Who Are The Nakhi

The Nakhi or the Nashi people are an ethnic group found at the foot of the Himalayas in the province of Yunnan and in the province of Sichuan in China. They are thought to have emigrated from southwestern China and moved to the Tibetan region. Nakhi is among the ethnic groups officially recognized by the government of China. The government of China regards the Mosuo as part of the Nakhi people, an issue that has been challenged by both ethnic groups. The Nakhi people were brought to the attention of the western world by Joseph Rock, an American botanist, and Peter Goullart, a Russian writer. The two friends interacted extensively with the Nashi people with Peter, describing their beliefs and their tradition in his book “Forgotten Kingdom”.

History of the Nakhi people

The Nashi are believed to be descendants of Proto-Qiang, an ethnic group living on the Tibetan plateau. The Nashi people were known as Mosha-yi during the Sui and Tang dynasties. Frequently persecuted by other tribes, the Proto-Nakhi moved to the banks of the Nujiang River and then along the Lungo River in present-day Sichuan Province. They eventually settled in the Baisha and Lijiang areas in 3 CE. While they were at Baisha, they divided into three groups; the Nakhi remained in Baisha, the Bai in Dali and the Mosuo who live near the Lugu lake. From the tenth to the thirteenth century, the Nakhi people who lived in Lijiang experienced a period of prosperity with agriculture, crafts and cattle production as the main economic engine. In this period,

Culture of the Nakhi people

The culture of the Nakhi people is largely his with little influence from the Confucian roots of the Han Chinese. Their music has several decades and is still preserved by artists like He Wen Guang, who specializes in traditional and modern style Nashi music. The music includes literary texts and musical styles derived from themes prevalent in Tang, Song and Yuan.

Nashi’s architectural design is similar to that of the Han Chinese. The houses are built in a courtyard with one or four houses around it. The temples are decorated with carvings on poles and wall paintings showing dongba and Buddhist influences. The cremation of the dead remains a preferred means of liberating the dead, although burial is also common. During funeral ceremonies, religious writings are sung to atone for the sins of the dead.

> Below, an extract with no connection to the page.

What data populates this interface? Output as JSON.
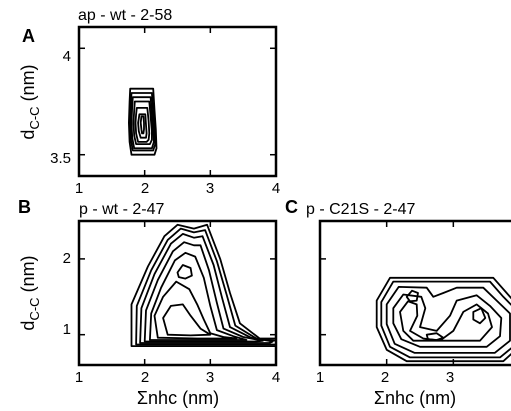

In the Nakhi society, women are confined to most domestic and agricultural work and are held in the kitchen when guests are around. However, they are influential in family decisions. The dressing is an important part of the Nashi culture. Women wear loose-fitting dresses with wide sleeves accompanied by jackets and long trousers. Sheepskin can be carried over the shoulder. In modern times, traditional clothes are rare among the younger generations and are worn only during cultural events.

Nakhi language

The Nakhi language, commonly called the Naxi language, is a Sino-Tibetan language spoken by more than 300,000 people. Most Naxi speakers also speak other languages ​​including Chinese, Tibetan, Bai and English as a second language. Common Naxi dialects include Lijiang, Lapao and Lutien. Lijiang is considered the most uniform of the three dialects and has been heavily influenced by the standard Chinese dialect.